Yes, I do tend to overthink things.
In my life, I’ve lived in twenty-two homes. I’m tired of moving. When we bought this house, it was with the idea of staying for a very long time. Something about that permanence made me realize the kind of home I want keep: a home without a ton of stuff, with homemade art and decorations, with clean surfaces and tidy shelves.
And, much to my surprise, I wanted plants I would care for intentionally instead of resenting.
I have done a lot of healing here; two years of solo and marital therapy, recovering from childhood trauma, finding my sea legs as a homeschooling mother, coming back to church after a long bitterness—and my vision of miniature gardens felt like a promise of rebirth. I wanted to become someone who can nurture things because she nurtures herself. Someone who can weather failure. Someone grounded enough in the present moment she’ll remember to water the plants.
As I nestled roots in the soil, I told my succulent babies I wanted to help them thrive.
Full disclosure: nearly every one died within two months.
In the past, I would have decided they were a terrible idea, that I could not be trusted with green growing things. But this time around, I took stock. I had one succulent thriving in the kitchen: I barely watered it. There was a succulent I’d abandoned outside nearly two years before, vowing I wouldn’t bother with care (I felt too overwhelmed with children) and it had survived without a human-poured drop.

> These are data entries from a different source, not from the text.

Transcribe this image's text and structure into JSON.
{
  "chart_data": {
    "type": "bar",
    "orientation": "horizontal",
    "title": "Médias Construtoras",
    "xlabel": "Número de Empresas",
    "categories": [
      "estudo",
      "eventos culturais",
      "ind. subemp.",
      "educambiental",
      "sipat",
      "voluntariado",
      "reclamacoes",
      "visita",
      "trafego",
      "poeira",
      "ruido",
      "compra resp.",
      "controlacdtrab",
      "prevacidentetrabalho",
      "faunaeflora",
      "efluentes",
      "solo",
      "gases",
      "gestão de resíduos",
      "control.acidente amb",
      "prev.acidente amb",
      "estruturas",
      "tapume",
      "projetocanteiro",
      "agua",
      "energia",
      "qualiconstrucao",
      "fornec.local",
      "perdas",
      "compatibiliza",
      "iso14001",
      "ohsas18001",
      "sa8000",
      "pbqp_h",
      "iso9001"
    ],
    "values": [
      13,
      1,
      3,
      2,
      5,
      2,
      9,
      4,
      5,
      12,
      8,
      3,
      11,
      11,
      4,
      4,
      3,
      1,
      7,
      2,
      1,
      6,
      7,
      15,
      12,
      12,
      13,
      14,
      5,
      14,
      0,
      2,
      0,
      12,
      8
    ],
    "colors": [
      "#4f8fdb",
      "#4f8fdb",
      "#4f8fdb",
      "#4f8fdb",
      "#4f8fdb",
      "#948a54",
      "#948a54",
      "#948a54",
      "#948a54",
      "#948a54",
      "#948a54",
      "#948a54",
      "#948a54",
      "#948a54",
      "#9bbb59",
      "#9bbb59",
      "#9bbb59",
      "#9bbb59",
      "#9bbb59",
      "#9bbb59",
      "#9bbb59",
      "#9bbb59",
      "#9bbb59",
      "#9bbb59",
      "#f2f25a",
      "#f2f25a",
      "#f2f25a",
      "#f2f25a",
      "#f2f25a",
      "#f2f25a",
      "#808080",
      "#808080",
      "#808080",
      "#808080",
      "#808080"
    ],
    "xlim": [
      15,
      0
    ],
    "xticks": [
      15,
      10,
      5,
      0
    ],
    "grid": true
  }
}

My nervous watering, then, was probably too much.
I bought more succulents and re-planted them again. I put them on the shelf, and I thought I watered them less—
They died again.
I was shocked I didn’t blame myself. You’re learning how to care for them, I told myself, with this new self-talk I’ve come to through therapy. It’s hard to learn what they need, but you’re trying.
I bought more succulents, made garden mosaics in each pot. This time, I decided to give each plant a periodic break outside—thus my back and forth before vacation. Succulents are desert plants. If mine spent time in the sun, and I held off on watering them much at all—perhaps I could keep their spiky beauty alive.
And if they died again, I decided, I’d replace them with plants that needed a shady room. I would trust myself to learn to water them properly.
I used to think faith meant erasing the mistakes, meant regrets got chucked into the trash, but the older I get, the more I see that my mistakes, regrets, and shortcomings are the threads holding my rebirth together. Death, failure—these losses are the fertile soil that nurtures God’s work in me.
I now value trying more than succeeding. God uses my puny incompetence more than he does my sure-fire skill.
I decided to become a plant lady on purpose. Honestly, the needs of these green things (alone with my needs, my husband’s and children’s needs, my community’s needs) still overwhelm me. I still fear hurting someone, killing a living thing.
And yet I will try to learn the ways of the tiny barrel cactus, the echeveria, the miniature agave. I’ll trust that if I am willing to be wrong, I will finally learn to thrive.